Svava, la vieille tante de Dagjbört, accueille Erlendur avec « des kleinur (beignets) et du café fort », accompagnés d’un petit verre de chartreuse (53). Marion termine sa journée avec un smorrebrod aux crevettes et un verre de porto (73). Une scène truculente dans un routier montre Erlendur se régalant d’un plat de « raie faisandée à la graisse de mouton fondue », tandis que Marion préfère s’en tenir au « bœuf haché en sauce brune, accompagné de pommes de terre et de confiture de groseille ». (126-127)
A travers ses deux enquêtes, Le Lagon noir s’intéresse avec beaucoup d’humanité à ce qu’Arnaldur INDRADISON désigne ailleurs comme des « squelettes vivants », ceux qui, confrontés à la perte, restent comme « figés dans le temps » (1) :
- La sœur de Kristvin, Nanna, qui, atteinte d’un cancer, était pourtant « sûre de mourir avant lui » (79)
- La tante de Dagjbört, Svava, que l’enquête patiente d’Erlendur finira par libérer
- Et Erlendur lui-même, dont on découvre dans Le Lagon noir la raison de son obsession pour les disparitions : lors d’une promenade avec son frère de 8 ans sur les hautes landes de l’est du pays où il a passé son enfance (110), les 2 enfants ont été pris dans une tempête :
« Erlendur avait survécu. On l’avait retrouvé entre la vie et la mort, enfoui sous la neige. Depuis lors, une question l’obsédait : pourquoi Bergur avait-il connu un destin si tragique alors qu’il avait lui-même été épargné ? Il n’avait aucune réponse à cette question, pas plus qu’il ne connaissait le sort de son frère. » (111)
Récemment arrivé à la Brigade criminelle de Reykjavik (27-28), Erlendur s’intéresse à la disparition de Dagbjört depuis au moins 7 ans (54). C’est Marion, son chef et mentor, qui le convainc de faire sa propre enquête. (70)
Les flics chez INDRIDASON ne sont pas des rocs ni des machines à résoudre les enquêtes.
Au cours de l’aventure du Lagon noir, Marion apprend la mort de son grand amour Katrin et accuse le coup (170-173).
« Si je comprends bien, ce qui t’intéresse, ce sont ceux qui restent et se débattent avec le deuil ? », demande Marion à Erlendur.

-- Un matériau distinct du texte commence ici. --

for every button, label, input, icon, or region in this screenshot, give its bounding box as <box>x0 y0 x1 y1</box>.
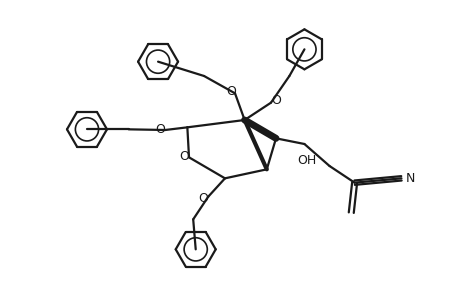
Text: O: O <box>270 94 280 107</box>
Text: N: N <box>404 172 414 185</box>
Text: O: O <box>179 150 189 163</box>
Text: O: O <box>155 122 165 136</box>
Text: O: O <box>198 192 208 205</box>
Text: O: O <box>225 85 235 98</box>
Text: OH: OH <box>296 154 315 167</box>
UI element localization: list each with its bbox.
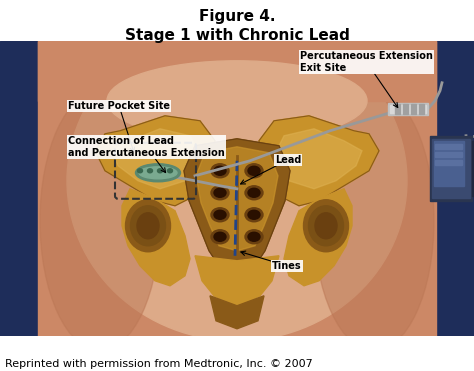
- Bar: [403, 104, 408, 114]
- Ellipse shape: [214, 232, 226, 241]
- Polygon shape: [284, 189, 352, 286]
- Text: Connection of Lead
and Percutaneous Extension: Connection of Lead and Percutaneous Exte…: [68, 136, 225, 173]
- Ellipse shape: [157, 169, 163, 173]
- Polygon shape: [196, 147, 278, 251]
- Ellipse shape: [40, 91, 160, 351]
- Ellipse shape: [245, 208, 263, 222]
- Polygon shape: [195, 256, 279, 305]
- Ellipse shape: [130, 206, 165, 246]
- Bar: [435, 160, 462, 165]
- Bar: [436, 41, 474, 336]
- Ellipse shape: [211, 230, 229, 244]
- Ellipse shape: [137, 213, 159, 239]
- Ellipse shape: [314, 91, 434, 351]
- Text: Tines: Tines: [241, 251, 301, 271]
- Bar: [435, 152, 462, 157]
- Polygon shape: [259, 116, 379, 206]
- Ellipse shape: [139, 167, 177, 179]
- Ellipse shape: [214, 166, 226, 175]
- Bar: [435, 144, 462, 149]
- Ellipse shape: [214, 210, 226, 219]
- Bar: [395, 104, 400, 114]
- Ellipse shape: [136, 164, 181, 182]
- Ellipse shape: [137, 169, 143, 173]
- Text: Reprinted with permission from Medtronic, Inc. © 2007: Reprinted with permission from Medtronic…: [5, 359, 312, 369]
- Ellipse shape: [248, 210, 260, 219]
- Bar: [430, 136, 472, 201]
- Ellipse shape: [167, 169, 173, 173]
- Ellipse shape: [248, 232, 260, 241]
- Text: Future Pocket Site: Future Pocket Site: [68, 101, 170, 152]
- Ellipse shape: [67, 21, 407, 341]
- Bar: [472, 141, 474, 196]
- Ellipse shape: [248, 166, 260, 175]
- Text: Stage 1 with Chronic Lead: Stage 1 with Chronic Lead: [125, 28, 349, 43]
- Bar: [434, 141, 464, 186]
- Bar: [388, 103, 428, 115]
- Ellipse shape: [245, 186, 263, 200]
- Text: Percutaneous Extension
Exit Site: Percutaneous Extension Exit Site: [300, 51, 433, 108]
- Ellipse shape: [245, 230, 263, 244]
- Ellipse shape: [315, 213, 337, 239]
- Ellipse shape: [147, 169, 153, 173]
- Polygon shape: [210, 296, 264, 329]
- Ellipse shape: [211, 164, 229, 178]
- Bar: [419, 104, 424, 114]
- Text: Figure 4.: Figure 4.: [199, 9, 275, 24]
- Ellipse shape: [211, 208, 229, 222]
- Polygon shape: [184, 139, 290, 271]
- Polygon shape: [122, 189, 190, 286]
- Bar: [432, 139, 470, 198]
- Ellipse shape: [248, 188, 260, 197]
- Text: Lead: Lead: [241, 155, 301, 184]
- Polygon shape: [95, 116, 215, 206]
- Ellipse shape: [245, 164, 263, 178]
- Polygon shape: [274, 129, 362, 189]
- Ellipse shape: [107, 61, 367, 141]
- Ellipse shape: [211, 186, 229, 200]
- Bar: [411, 104, 416, 114]
- Bar: [38, 41, 436, 336]
- Ellipse shape: [126, 200, 171, 252]
- Ellipse shape: [214, 188, 226, 197]
- Ellipse shape: [309, 206, 344, 246]
- Polygon shape: [112, 129, 200, 189]
- Ellipse shape: [303, 200, 348, 252]
- Bar: [390, 105, 426, 113]
- Bar: [38, 41, 436, 101]
- Bar: [0, 41, 38, 336]
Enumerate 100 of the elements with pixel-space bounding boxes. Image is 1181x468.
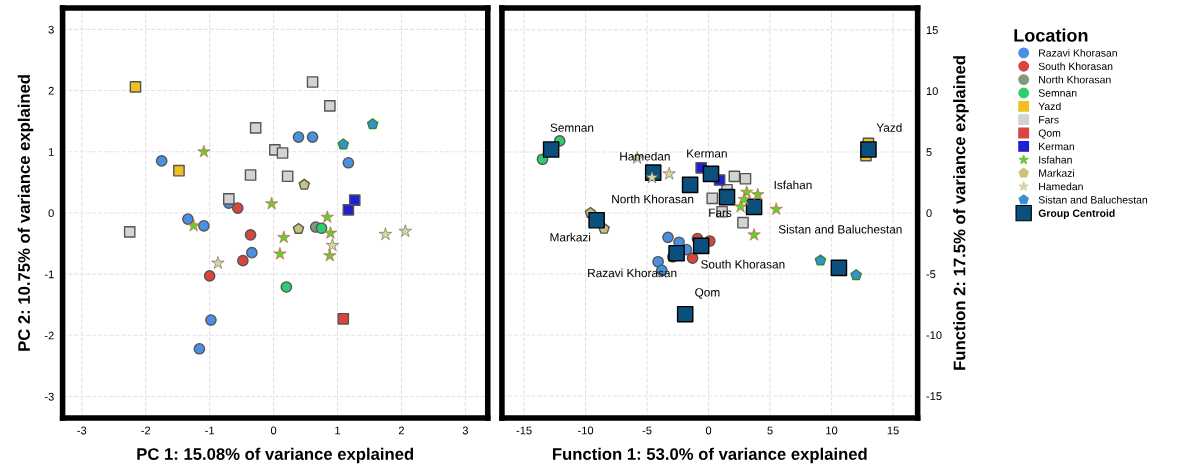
y-axis-title: Function 2: 17.5% of variance explained: [953, 56, 969, 370]
point: [692, 237, 710, 255]
x-tick-label: 3: [462, 426, 468, 435]
y-tick-label: 10: [926, 87, 938, 96]
y-tick-label: -2: [44, 331, 54, 340]
point: [298, 178, 311, 190]
point: [198, 219, 210, 232]
y-tick-label: 0: [926, 209, 932, 218]
point: [366, 118, 379, 130]
point: [737, 216, 749, 229]
point: [315, 222, 328, 235]
legend-label: Kerman: [1039, 142, 1075, 151]
point: [281, 170, 294, 183]
point: [706, 192, 719, 205]
point: [244, 169, 257, 181]
legend-label: Hamedan: [1039, 182, 1083, 191]
legend-label: Razavi Khorasan: [1039, 49, 1117, 57]
point: [739, 172, 752, 185]
point: [542, 141, 560, 158]
x-tick-label: 15: [887, 426, 899, 435]
legend-label: North Khorasan: [1039, 75, 1111, 84]
point: [668, 244, 685, 262]
y-tick-label: 2: [48, 86, 54, 95]
point: [702, 165, 720, 183]
point: [718, 188, 736, 206]
point: [814, 254, 827, 266]
y-tick-label: 0: [48, 209, 54, 218]
point: [830, 259, 848, 277]
legend-label: Yazd: [1038, 102, 1061, 111]
legend-label: Sistan and Baluchestan: [1038, 195, 1148, 204]
x-tick-label: 0: [270, 426, 277, 435]
point: [860, 141, 877, 158]
point: [306, 76, 319, 88]
x-tick-label: -5: [642, 426, 652, 435]
x-tick-label: -2: [141, 426, 151, 435]
y-tick-label: 15: [926, 26, 938, 35]
point: [323, 100, 336, 112]
point: [306, 131, 319, 143]
x-tick-label: 10: [826, 426, 838, 435]
point: [249, 122, 262, 134]
point: [203, 270, 216, 282]
point: [588, 211, 605, 229]
point: [652, 255, 664, 268]
annotation: Hamedan: [620, 151, 670, 161]
point: [155, 155, 168, 167]
x-tick-label: 1: [335, 426, 341, 435]
point: [222, 193, 235, 205]
point: [676, 305, 694, 323]
point: [205, 314, 217, 326]
x-axis-title: Function 1: 53.0% of variance explained: [552, 447, 867, 464]
point: [182, 213, 194, 225]
point: [129, 81, 142, 93]
y-tick-label: -1: [44, 270, 54, 279]
legend-label: Semnan: [1038, 89, 1077, 97]
point: [337, 312, 350, 325]
point: [681, 176, 699, 194]
y-axis-title: PC 2: 10.75% of variance explained: [17, 75, 34, 351]
point: [244, 229, 257, 241]
y-tick-label: -3: [44, 392, 54, 401]
annotation: North Khorasan: [612, 194, 694, 204]
x-axis-title: PC 1: 15.08% of variance explained: [137, 447, 414, 464]
y-tick-label: -15: [926, 392, 942, 401]
annotation: Markazi: [550, 232, 591, 242]
x-tick-label: -10: [578, 426, 594, 435]
x-tick-label: 2: [398, 426, 404, 435]
annotation: Kerman: [687, 149, 727, 158]
x-tick-label: 5: [767, 426, 773, 435]
point: [348, 194, 361, 206]
point: [337, 138, 350, 150]
legend-label: Isfahan: [1039, 155, 1072, 164]
point: [280, 281, 293, 293]
point: [292, 131, 305, 143]
point: [342, 204, 355, 216]
point: [245, 246, 258, 259]
x-tick-label: -1: [205, 426, 215, 435]
y-tick-label: -5: [926, 270, 936, 279]
legend-label: Markazi: [1039, 169, 1075, 177]
point: [173, 164, 185, 177]
point: [728, 170, 741, 183]
annotation: Qom: [695, 288, 720, 299]
annotation: Yazd: [876, 123, 902, 132]
legend-title: Location: [1014, 28, 1088, 42]
annotation: Semnan: [550, 123, 594, 132]
point: [686, 252, 699, 264]
point: [123, 226, 136, 238]
y-tick-label: 5: [926, 148, 932, 157]
point: [850, 269, 862, 281]
legend-label: Qom: [1038, 129, 1061, 139]
annotation: Isfahan: [774, 180, 812, 190]
point: [292, 222, 305, 234]
legend-label: Group Centroid: [1038, 209, 1115, 219]
x-tick-label: -15: [516, 426, 532, 435]
y-tick-label: 1: [48, 148, 54, 156]
point: [342, 156, 355, 169]
point: [276, 147, 289, 159]
y-tick-label: -10: [926, 331, 942, 340]
x-tick-label: -3: [77, 426, 87, 435]
point: [193, 342, 206, 355]
legend-label: South Khorasan: [1038, 62, 1113, 71]
legend-label: Fars: [1039, 116, 1059, 124]
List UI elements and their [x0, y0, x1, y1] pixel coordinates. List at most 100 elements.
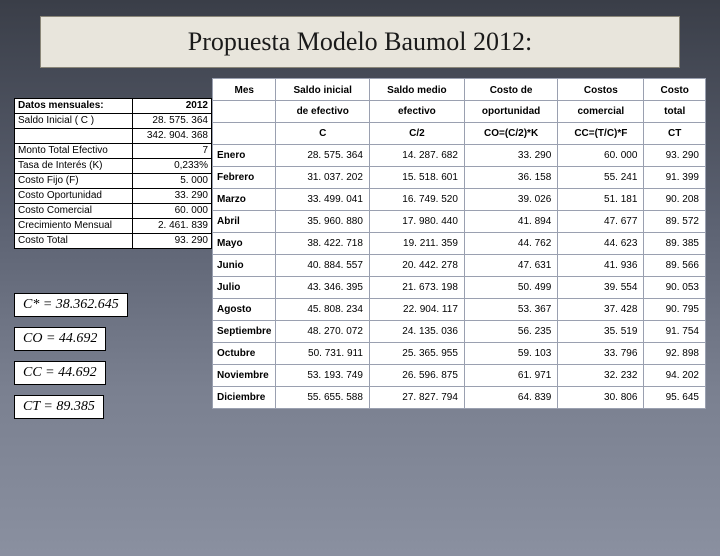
formula-box: CT = 89.385	[14, 395, 104, 419]
params-row: Monto Total Efectivo7	[15, 144, 212, 159]
params-value: 342. 904. 368	[132, 129, 211, 144]
cell-mes: Septiembre	[213, 321, 276, 343]
params-row: Tasa de Interés (K)0,233%	[15, 159, 212, 174]
cell-c: 48. 270. 072	[276, 321, 369, 343]
cell-c: 28. 575. 364	[276, 145, 369, 167]
cell-c2: 20. 442. 278	[369, 255, 464, 277]
cell-ct: 91. 754	[644, 321, 706, 343]
th-costos: Costos	[558, 79, 644, 101]
params-row: Crecimiento Mensual2. 461. 839	[15, 219, 212, 234]
cell-mes: Julio	[213, 277, 276, 299]
formulas-block: C* = 38.362.645CO = 44.692CC = 44.692CT …	[14, 293, 212, 429]
table-row: Marzo33. 499. 04116. 749. 52039. 02651. …	[213, 189, 706, 211]
cell-ct: 90. 795	[644, 299, 706, 321]
cell-cc: 60. 000	[558, 145, 644, 167]
cell-c: 35. 960. 880	[276, 211, 369, 233]
cell-c: 43. 346. 395	[276, 277, 369, 299]
params-label	[15, 129, 133, 144]
table-row: Febrero31. 037. 20215. 518. 60136. 15855…	[213, 167, 706, 189]
table-row: Abril35. 960. 88017. 980. 44041. 89447. …	[213, 211, 706, 233]
params-label: Costo Total	[15, 234, 133, 249]
cell-c: 50. 731. 911	[276, 343, 369, 365]
params-label: Costo Oportunidad	[15, 189, 133, 204]
cell-mes: Mayo	[213, 233, 276, 255]
params-value: 5. 000	[132, 174, 211, 189]
cell-cc: 39. 554	[558, 277, 644, 299]
params-value: 2. 461. 839	[132, 219, 211, 234]
th-efectivo: efectivo	[369, 101, 464, 123]
cell-mes: Febrero	[213, 167, 276, 189]
params-row: Costo Total93. 290	[15, 234, 212, 249]
cell-mes: Octubre	[213, 343, 276, 365]
table-row: Diciembre55. 655. 58827. 827. 79464. 839…	[213, 387, 706, 409]
table-row: Mayo38. 422. 71819. 211. 35944. 76244. 6…	[213, 233, 706, 255]
table-row: Junio40. 884. 55720. 442. 27847. 63141. …	[213, 255, 706, 277]
th-saldo-medio: Saldo medio	[369, 79, 464, 101]
params-label: Crecimiento Mensual	[15, 219, 133, 234]
cell-ct: 89. 566	[644, 255, 706, 277]
cell-ct: 90. 053	[644, 277, 706, 299]
cell-c2: 19. 211. 359	[369, 233, 464, 255]
cell-c: 33. 499. 041	[276, 189, 369, 211]
table-row: Octubre50. 731. 91125. 365. 95559. 10333…	[213, 343, 706, 365]
table-row: Enero28. 575. 36414. 287. 68233. 29060. …	[213, 145, 706, 167]
cell-cc: 55. 241	[558, 167, 644, 189]
cell-c2: 21. 673. 198	[369, 277, 464, 299]
cell-mes: Abril	[213, 211, 276, 233]
params-row: Costo Comercial60. 000	[15, 204, 212, 219]
th-saldo-inicial: Saldo inicial	[276, 79, 369, 101]
th-costo: Costo	[644, 79, 706, 101]
params-row: 342. 904. 368	[15, 129, 212, 144]
cell-co: 56. 235	[464, 321, 557, 343]
params-row: Saldo Inicial ( C )28. 575. 364	[15, 114, 212, 129]
cell-c: 38. 422. 718	[276, 233, 369, 255]
cell-cc: 41. 936	[558, 255, 644, 277]
cell-mes: Noviembre	[213, 365, 276, 387]
cell-co: 64. 839	[464, 387, 557, 409]
cell-co: 36. 158	[464, 167, 557, 189]
th-mes: Mes	[213, 79, 276, 101]
cell-co: 47. 631	[464, 255, 557, 277]
table-row: Julio43. 346. 39521. 673. 19850. 49939. …	[213, 277, 706, 299]
cell-co: 41. 894	[464, 211, 557, 233]
cell-ct: 92. 898	[644, 343, 706, 365]
cell-cc: 37. 428	[558, 299, 644, 321]
params-row: Costo Fijo (F)5. 000	[15, 174, 212, 189]
params-value: 33. 290	[132, 189, 211, 204]
main-table-wrap: Mes Saldo inicial Saldo medio Costo de C…	[212, 78, 706, 409]
params-value: 7	[132, 144, 211, 159]
cell-c2: 16. 749. 520	[369, 189, 464, 211]
cell-ct: 94. 202	[644, 365, 706, 387]
cell-co: 61. 971	[464, 365, 557, 387]
cell-mes: Junio	[213, 255, 276, 277]
cell-c2: 26. 596. 875	[369, 365, 464, 387]
th-c2: C/2	[369, 123, 464, 145]
params-header-right: 2012	[132, 99, 211, 114]
cell-ct: 90. 208	[644, 189, 706, 211]
cell-ct: 89. 385	[644, 233, 706, 255]
left-panel: Datos mensuales: 2012 Saldo Inicial ( C …	[14, 98, 212, 429]
table-row: Noviembre53. 193. 74926. 596. 87561. 971…	[213, 365, 706, 387]
cell-co: 33. 290	[464, 145, 557, 167]
th-costo-de: Costo de	[464, 79, 557, 101]
params-label: Monto Total Efectivo	[15, 144, 133, 159]
params-label: Costo Comercial	[15, 204, 133, 219]
main-table: Mes Saldo inicial Saldo medio Costo de C…	[212, 78, 706, 409]
cell-mes: Agosto	[213, 299, 276, 321]
th-blank2	[213, 123, 276, 145]
cell-c: 55. 655. 588	[276, 387, 369, 409]
params-value: 28. 575. 364	[132, 114, 211, 129]
cell-c2: 24. 135. 036	[369, 321, 464, 343]
formula-box: C* = 38.362.645	[14, 293, 128, 317]
cell-co: 59. 103	[464, 343, 557, 365]
cell-mes: Enero	[213, 145, 276, 167]
cell-cc: 30. 806	[558, 387, 644, 409]
cell-c: 31. 037. 202	[276, 167, 369, 189]
cell-cc: 33. 796	[558, 343, 644, 365]
th-c: C	[276, 123, 369, 145]
cell-c2: 15. 518. 601	[369, 167, 464, 189]
cell-co: 50. 499	[464, 277, 557, 299]
params-value: 60. 000	[132, 204, 211, 219]
cell-c2: 17. 980. 440	[369, 211, 464, 233]
table-row: Septiembre48. 270. 07224. 135. 03656. 23…	[213, 321, 706, 343]
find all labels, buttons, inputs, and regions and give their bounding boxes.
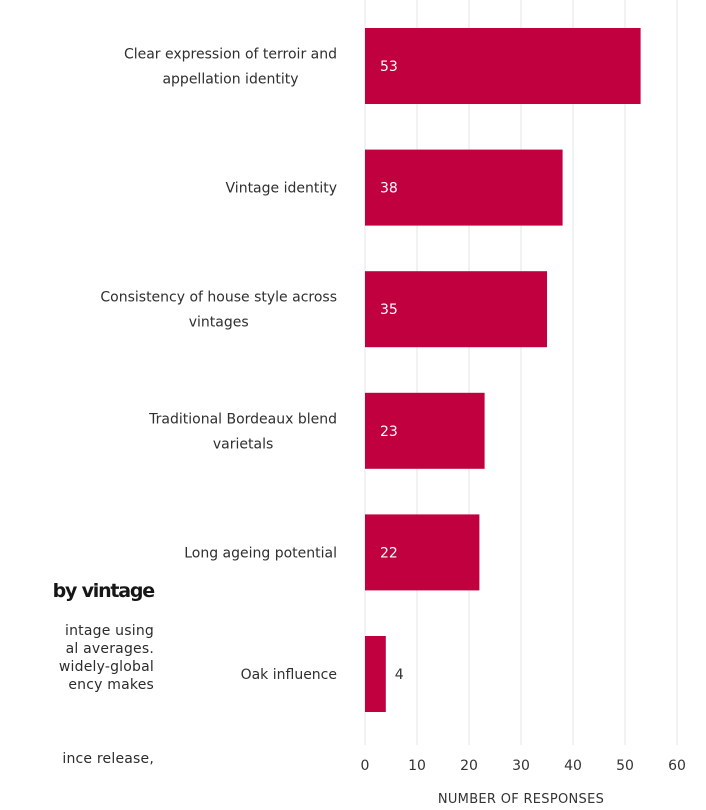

– Peut-être, avait reconnu Erlendur. Eux aussi, ils sont importants. « Lequel des deux je suis, celui qui survit ou l’autre qui meurt ? » Je me pose parfois la question. », s’interroge Erlandur, citant le poète islandais Steinn STEINARR (172)
En toile de fond des enquêtes du Lagon noir, les nouvelles entendues à la radio de deux amis pris par une tempête sur la lande pèsent comme une menace sur le travail des policiers (188, 314, 355-356).
Aux obsèques de Dagjbört, Erlendur s’efforce de répondre aux incessantes questions de Svava (370), « même s’il ne détenait aucune véritable réponse, mais seulement des paroles apaisantes avec lesquelles il tentait de comprendre et d’apporter un peu de consolation à cette femme tout en se consolant lui-même. » (374)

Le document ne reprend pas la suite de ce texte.